For a keyed node, id is derived from the complete typed @key tuple. A single-column key keeps its canonical scalar spelling. A composite key is an unambiguous JSON array of those canonical scalar strings, ordered by stable property identity so renaming a key property cannot change existing node IDs. Integers use decimal spelling, booleans use true/false, Date and DateTime use their stored epoch-day and epoch-millisecond values, finite floats use their stored-width spelling, and both signed zeros become 0; non-finite floats are not valid keys. Load and mutation use this same derivation. Exported keyed rows include the physical data.id; on rebuild, a legacy scalar spelling that is typed-equivalent is accepted and rewritten to the canonical ID, with typed edge endpoints rewritten in the same import. New hand-authored rows may omit data.id and let the loader derive it.

Schema migration planning

A migration plan compares the accepted schema against the desired one and reports whether the change is supported plus the ordered steps it requires:

  • Add a type
  • Rename a type
  • Add a property
  • Rename a property
  • Add a constraint
  • Extend an enum (pure widening: add variants to an existing enum(...) property — same base type and nullability, every existing value retained; metadata-only at apply time, no table data touched, and the new variants are accepted immediately on every write surface. Narrowing, renaming a variant, or converting between an enum and a free String still plan as unsupported, OG-MF-106. Value order is not significant — the schema IR normalizes enum values, so a reorder is not a change at all.)
  • Update type or property metadata (annotations)
  • Unsupported change (reports the entity and reason; forces the plan to unsupported)

Applying a plan reports whether it was supported, the steps applied, and the resulting manifest version. Concurrent schema applies serialize so they can't interleave.

Destructive drops — --allow-data-loss

DropProperty and DropType steps default to Soft mode: the catalog tombstones the entry but the prior column / dataset remains time-travel-reachable via snapshot_at_version(prev) until omnigraph cleanup runs. Soft drops are reversible.

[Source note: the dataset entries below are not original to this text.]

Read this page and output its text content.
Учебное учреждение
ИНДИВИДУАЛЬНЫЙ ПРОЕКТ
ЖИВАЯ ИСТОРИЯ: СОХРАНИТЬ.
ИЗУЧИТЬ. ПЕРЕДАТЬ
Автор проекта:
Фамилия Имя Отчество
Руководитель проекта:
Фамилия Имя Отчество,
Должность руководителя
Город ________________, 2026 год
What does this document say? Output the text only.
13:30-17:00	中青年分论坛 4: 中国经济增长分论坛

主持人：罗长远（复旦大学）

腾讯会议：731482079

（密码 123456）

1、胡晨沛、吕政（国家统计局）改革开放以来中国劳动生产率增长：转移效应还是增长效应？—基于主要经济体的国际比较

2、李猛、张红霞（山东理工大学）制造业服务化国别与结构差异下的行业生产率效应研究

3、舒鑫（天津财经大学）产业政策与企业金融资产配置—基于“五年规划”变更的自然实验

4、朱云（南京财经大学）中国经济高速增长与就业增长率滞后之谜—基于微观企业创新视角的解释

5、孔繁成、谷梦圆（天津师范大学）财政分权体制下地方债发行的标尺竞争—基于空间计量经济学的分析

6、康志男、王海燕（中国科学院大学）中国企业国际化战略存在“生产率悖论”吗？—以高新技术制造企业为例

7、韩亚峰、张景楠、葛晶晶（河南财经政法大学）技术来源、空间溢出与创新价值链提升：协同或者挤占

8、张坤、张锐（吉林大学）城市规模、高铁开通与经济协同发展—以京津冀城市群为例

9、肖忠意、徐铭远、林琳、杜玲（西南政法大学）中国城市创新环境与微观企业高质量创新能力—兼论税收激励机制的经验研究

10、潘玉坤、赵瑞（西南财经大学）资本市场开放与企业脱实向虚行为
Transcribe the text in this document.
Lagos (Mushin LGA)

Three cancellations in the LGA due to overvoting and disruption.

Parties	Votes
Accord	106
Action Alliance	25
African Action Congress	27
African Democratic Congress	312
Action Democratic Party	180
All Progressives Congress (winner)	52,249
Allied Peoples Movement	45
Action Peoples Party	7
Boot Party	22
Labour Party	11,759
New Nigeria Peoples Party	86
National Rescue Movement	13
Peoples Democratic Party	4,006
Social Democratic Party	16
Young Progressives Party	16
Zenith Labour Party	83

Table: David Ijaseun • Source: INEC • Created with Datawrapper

Pass --allow-data-loss (CLI schema apply) or allow_data_loss: true (SDK SchemaApplyOptions) to promote every drop in the plan to Hard mode. Hard drops run cleanup_old_versions on the affected dataset immediately after the manifest publish, making the prior column / dataset unreachable. Irreversible.

This is the direct/embedded schema-apply path — omnigraph schema apply --store … and the embedded SDK apply_schema_with_options(.., SchemaApplyOptions { allow_data_loss: true }) produce identical plans and identical effects.

Cluster-managed graphs are different. A graph served from a cluster evolves only through omnigraph cluster apply, which performs soft drops only (no allow_data_loss path), and the HTTP POST /schema/apply route is disabled (returns 409) for cluster-backed serving — see server and cluster-config. Direct schema apply against a cluster-managed storage path is likewise refused.